On April 21, The Ardmore Music Hall will host a concert and dinner to benefit Peace Drums. The fundraiser will feature performances by the Trevor Street Band, Delaware Steel and Philly Pan Stars.
This is the second year this fundraiser has taken place. Last year, it took place at a Veterans of Foreign Wars hall, but the space was too small; this year, the organization rented space at the larger Ardmore facility.
“This second year represents a major expansion, not only in that we’ve moved it to a larger, more prominent venue, but we have about 100 more people coming this year than last year,” said David Kramer, who does marketing for Peace Drums. “This year, we have catered dinner, whereas last year, there were just some buffet foods. Also, this year, there’ll be three live bands playing over the course of the evening. Last year, there was just one band.”

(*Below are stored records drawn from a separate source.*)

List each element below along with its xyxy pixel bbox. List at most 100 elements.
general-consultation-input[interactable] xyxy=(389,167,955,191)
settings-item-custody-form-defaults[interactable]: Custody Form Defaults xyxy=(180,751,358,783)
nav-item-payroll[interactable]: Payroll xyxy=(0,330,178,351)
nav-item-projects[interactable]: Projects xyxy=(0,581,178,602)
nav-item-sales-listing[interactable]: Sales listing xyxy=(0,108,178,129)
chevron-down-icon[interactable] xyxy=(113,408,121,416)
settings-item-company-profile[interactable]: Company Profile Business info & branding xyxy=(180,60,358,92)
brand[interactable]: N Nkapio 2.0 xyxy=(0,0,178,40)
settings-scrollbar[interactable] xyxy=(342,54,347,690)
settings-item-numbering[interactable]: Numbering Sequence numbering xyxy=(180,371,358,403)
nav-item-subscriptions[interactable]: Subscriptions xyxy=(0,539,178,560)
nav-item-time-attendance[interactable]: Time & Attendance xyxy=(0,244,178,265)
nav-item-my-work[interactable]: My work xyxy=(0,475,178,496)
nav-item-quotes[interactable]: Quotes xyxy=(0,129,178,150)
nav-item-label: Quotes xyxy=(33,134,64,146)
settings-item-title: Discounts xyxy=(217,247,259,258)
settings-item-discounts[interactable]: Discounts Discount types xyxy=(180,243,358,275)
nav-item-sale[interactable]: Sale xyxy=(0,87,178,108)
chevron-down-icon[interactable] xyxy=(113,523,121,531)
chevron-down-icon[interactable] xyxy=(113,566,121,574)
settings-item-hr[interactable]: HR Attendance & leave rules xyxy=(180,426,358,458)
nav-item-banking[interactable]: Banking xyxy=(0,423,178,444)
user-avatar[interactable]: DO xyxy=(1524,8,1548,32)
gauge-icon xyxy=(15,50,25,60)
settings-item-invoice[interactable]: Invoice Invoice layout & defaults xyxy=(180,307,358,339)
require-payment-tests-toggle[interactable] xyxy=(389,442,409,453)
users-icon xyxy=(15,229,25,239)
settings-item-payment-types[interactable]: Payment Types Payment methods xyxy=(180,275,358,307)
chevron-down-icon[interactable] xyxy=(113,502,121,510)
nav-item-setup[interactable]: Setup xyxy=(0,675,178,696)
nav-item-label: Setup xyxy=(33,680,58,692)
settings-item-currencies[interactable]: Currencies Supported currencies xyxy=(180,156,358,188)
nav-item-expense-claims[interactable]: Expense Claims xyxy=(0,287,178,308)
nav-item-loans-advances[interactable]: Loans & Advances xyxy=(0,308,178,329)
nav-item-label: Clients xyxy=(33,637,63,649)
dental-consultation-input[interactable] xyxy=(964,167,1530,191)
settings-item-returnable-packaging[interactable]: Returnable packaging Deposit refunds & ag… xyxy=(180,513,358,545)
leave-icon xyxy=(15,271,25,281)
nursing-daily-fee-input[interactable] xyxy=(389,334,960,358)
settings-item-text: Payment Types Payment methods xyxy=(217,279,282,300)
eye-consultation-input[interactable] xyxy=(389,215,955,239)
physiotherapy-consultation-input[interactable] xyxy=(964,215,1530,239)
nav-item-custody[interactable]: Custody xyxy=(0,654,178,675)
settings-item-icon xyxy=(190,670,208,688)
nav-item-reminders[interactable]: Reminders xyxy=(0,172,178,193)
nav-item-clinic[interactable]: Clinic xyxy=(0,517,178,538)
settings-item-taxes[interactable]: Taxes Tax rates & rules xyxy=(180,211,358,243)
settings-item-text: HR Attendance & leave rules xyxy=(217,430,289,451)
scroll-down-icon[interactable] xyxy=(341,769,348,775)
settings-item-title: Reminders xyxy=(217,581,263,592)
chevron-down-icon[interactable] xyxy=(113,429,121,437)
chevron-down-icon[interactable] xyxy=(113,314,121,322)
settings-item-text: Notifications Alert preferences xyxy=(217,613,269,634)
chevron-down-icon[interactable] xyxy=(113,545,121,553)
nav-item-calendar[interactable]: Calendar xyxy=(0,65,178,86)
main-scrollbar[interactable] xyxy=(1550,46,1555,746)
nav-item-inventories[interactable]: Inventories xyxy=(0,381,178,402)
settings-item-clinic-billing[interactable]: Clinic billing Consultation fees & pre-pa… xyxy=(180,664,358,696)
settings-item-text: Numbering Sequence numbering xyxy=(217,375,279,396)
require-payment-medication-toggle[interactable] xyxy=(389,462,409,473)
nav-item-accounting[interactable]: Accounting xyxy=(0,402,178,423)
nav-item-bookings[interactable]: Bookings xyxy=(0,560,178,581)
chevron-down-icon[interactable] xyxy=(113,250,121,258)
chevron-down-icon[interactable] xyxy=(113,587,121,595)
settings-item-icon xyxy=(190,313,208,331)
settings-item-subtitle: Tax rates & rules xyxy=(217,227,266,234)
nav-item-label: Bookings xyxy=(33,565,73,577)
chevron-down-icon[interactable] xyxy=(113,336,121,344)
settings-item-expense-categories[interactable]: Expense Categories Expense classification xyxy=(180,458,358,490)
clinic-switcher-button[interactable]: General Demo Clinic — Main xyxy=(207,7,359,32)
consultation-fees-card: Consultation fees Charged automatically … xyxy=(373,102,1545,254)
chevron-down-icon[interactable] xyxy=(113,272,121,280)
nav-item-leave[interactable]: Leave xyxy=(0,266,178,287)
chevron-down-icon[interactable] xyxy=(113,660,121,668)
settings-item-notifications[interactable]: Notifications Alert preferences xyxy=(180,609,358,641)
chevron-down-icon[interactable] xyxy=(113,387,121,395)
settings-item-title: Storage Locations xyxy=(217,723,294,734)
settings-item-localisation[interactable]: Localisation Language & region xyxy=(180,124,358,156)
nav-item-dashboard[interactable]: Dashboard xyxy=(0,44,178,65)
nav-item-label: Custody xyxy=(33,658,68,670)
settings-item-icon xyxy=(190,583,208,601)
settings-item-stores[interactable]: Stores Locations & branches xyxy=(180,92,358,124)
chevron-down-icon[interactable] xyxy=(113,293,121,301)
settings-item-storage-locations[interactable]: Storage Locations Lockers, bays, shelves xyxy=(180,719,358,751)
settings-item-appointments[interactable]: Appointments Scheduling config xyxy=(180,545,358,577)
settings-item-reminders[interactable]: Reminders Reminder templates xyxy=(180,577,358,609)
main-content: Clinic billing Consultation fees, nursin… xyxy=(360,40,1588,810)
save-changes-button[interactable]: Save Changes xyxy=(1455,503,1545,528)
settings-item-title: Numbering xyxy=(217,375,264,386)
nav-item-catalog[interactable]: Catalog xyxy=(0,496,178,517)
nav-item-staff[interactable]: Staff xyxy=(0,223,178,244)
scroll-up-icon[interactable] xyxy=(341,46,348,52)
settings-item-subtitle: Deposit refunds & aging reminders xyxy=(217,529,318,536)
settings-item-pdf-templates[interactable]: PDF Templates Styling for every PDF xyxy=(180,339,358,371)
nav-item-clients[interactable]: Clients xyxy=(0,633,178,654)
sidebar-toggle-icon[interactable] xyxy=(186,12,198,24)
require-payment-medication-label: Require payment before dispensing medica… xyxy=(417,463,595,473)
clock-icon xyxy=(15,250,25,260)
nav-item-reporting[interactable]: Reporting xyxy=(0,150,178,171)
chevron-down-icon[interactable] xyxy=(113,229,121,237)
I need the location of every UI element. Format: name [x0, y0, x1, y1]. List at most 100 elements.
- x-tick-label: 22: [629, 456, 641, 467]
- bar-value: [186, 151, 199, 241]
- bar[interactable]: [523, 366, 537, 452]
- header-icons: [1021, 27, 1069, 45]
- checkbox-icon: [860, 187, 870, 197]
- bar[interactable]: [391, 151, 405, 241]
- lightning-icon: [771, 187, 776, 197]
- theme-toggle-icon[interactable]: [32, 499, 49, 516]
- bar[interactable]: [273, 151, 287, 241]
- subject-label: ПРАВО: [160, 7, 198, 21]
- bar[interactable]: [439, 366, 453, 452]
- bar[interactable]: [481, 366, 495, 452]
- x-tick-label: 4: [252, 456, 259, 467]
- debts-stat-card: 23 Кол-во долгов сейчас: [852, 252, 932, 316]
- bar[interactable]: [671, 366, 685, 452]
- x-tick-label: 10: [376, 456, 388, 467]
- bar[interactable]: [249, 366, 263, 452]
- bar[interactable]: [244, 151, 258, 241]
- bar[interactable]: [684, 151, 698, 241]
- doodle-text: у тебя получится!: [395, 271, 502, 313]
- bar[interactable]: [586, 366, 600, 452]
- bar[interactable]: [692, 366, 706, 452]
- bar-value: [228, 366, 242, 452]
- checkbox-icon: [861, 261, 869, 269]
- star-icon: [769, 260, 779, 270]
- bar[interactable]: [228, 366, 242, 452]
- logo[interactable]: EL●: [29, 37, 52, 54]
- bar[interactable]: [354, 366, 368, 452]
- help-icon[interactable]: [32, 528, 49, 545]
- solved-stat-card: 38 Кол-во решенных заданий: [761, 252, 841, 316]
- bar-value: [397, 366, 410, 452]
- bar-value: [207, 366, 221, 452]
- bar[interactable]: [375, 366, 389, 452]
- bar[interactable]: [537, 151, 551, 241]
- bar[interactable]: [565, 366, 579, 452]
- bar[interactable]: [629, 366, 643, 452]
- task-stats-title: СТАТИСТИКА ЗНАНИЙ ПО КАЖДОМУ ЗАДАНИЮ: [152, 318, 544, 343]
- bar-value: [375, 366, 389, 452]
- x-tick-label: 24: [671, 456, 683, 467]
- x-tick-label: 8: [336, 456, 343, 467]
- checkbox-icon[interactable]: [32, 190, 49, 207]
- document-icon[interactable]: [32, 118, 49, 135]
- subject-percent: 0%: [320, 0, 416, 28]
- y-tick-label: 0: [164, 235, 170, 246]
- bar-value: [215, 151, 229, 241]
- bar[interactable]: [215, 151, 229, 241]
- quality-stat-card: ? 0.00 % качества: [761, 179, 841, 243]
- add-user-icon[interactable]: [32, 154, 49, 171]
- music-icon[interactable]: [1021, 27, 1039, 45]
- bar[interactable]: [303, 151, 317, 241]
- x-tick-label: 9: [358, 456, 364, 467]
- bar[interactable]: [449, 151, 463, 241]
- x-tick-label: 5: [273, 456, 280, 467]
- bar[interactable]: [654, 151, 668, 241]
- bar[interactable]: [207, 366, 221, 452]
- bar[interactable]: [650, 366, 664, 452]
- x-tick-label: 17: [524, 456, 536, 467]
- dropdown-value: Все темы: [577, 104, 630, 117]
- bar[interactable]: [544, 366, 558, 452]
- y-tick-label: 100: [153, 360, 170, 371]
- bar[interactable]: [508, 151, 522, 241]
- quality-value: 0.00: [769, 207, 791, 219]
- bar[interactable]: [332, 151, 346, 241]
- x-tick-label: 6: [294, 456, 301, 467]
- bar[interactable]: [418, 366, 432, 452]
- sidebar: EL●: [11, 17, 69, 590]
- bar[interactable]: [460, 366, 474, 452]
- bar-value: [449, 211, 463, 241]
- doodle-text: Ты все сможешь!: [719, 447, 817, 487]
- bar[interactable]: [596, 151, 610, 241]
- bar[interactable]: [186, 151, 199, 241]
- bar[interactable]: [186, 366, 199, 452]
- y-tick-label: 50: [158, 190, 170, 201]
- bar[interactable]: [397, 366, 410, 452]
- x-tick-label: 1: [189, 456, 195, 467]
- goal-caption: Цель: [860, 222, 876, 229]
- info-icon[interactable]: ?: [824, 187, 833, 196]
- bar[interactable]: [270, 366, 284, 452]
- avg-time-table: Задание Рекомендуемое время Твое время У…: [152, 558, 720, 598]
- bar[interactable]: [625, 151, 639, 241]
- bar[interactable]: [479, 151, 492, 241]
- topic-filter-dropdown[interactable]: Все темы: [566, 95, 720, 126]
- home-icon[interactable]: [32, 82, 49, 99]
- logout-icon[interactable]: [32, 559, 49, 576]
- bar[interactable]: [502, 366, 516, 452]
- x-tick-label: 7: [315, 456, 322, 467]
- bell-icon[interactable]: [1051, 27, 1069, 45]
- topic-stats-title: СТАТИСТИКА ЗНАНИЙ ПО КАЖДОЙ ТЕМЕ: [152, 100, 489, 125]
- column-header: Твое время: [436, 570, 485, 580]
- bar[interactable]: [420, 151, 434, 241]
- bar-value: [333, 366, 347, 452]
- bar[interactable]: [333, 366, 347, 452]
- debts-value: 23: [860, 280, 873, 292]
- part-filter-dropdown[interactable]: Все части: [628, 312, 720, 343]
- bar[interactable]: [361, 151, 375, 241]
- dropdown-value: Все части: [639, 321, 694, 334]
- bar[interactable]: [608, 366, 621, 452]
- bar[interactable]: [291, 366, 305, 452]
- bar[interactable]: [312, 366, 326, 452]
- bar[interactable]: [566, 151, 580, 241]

In addition, the fundraiser raised $25,000 last year, while so far, this year’s event has already generated $30,000 in ticket sales. Price said he hopes to raise an additional $30,000 in donations during the event. The money raised will go toward supporting Peace Drums’ efforts, including the teacher’s salary and costs to transport students and instruments to and from Haifa.
Price, an associate professor of music at the University of Delaware who has worked with steel drums for about 20 years, has performed in Israel since the late ’90s. Knowing the role of steel bands in community music-making in Trinidad, and having seen how participants in bands become fast friends, Price wanted to start a steel drum band in the country.
“My thesis, or my theory, was that I could use [steel drums] as a shared experience between Arabs and Jews in Israel,” said Price, who has lived in Philadelphia his entire life and grew up attending Temple Judea.
Over the past five years, Price said, the organization has grown from 20 students to about 70. Some of the older students have been in the band for years — something that Price said separates Peace Drums from other, similar organizations.
The students have grown closer through working together, such as on a tour they took to Vienna in October. In addition, the students have formed friendships and visit one another’s homes for Jewish, Muslim and Christian holidays, Price said.
He said that people in the United States are often surprised to hear that his program works with Arab communities in Israel.
“This is a really vibrant program that’s in it for the long haul,” Price said, “and is really working to bridge gaps within Israeli society.”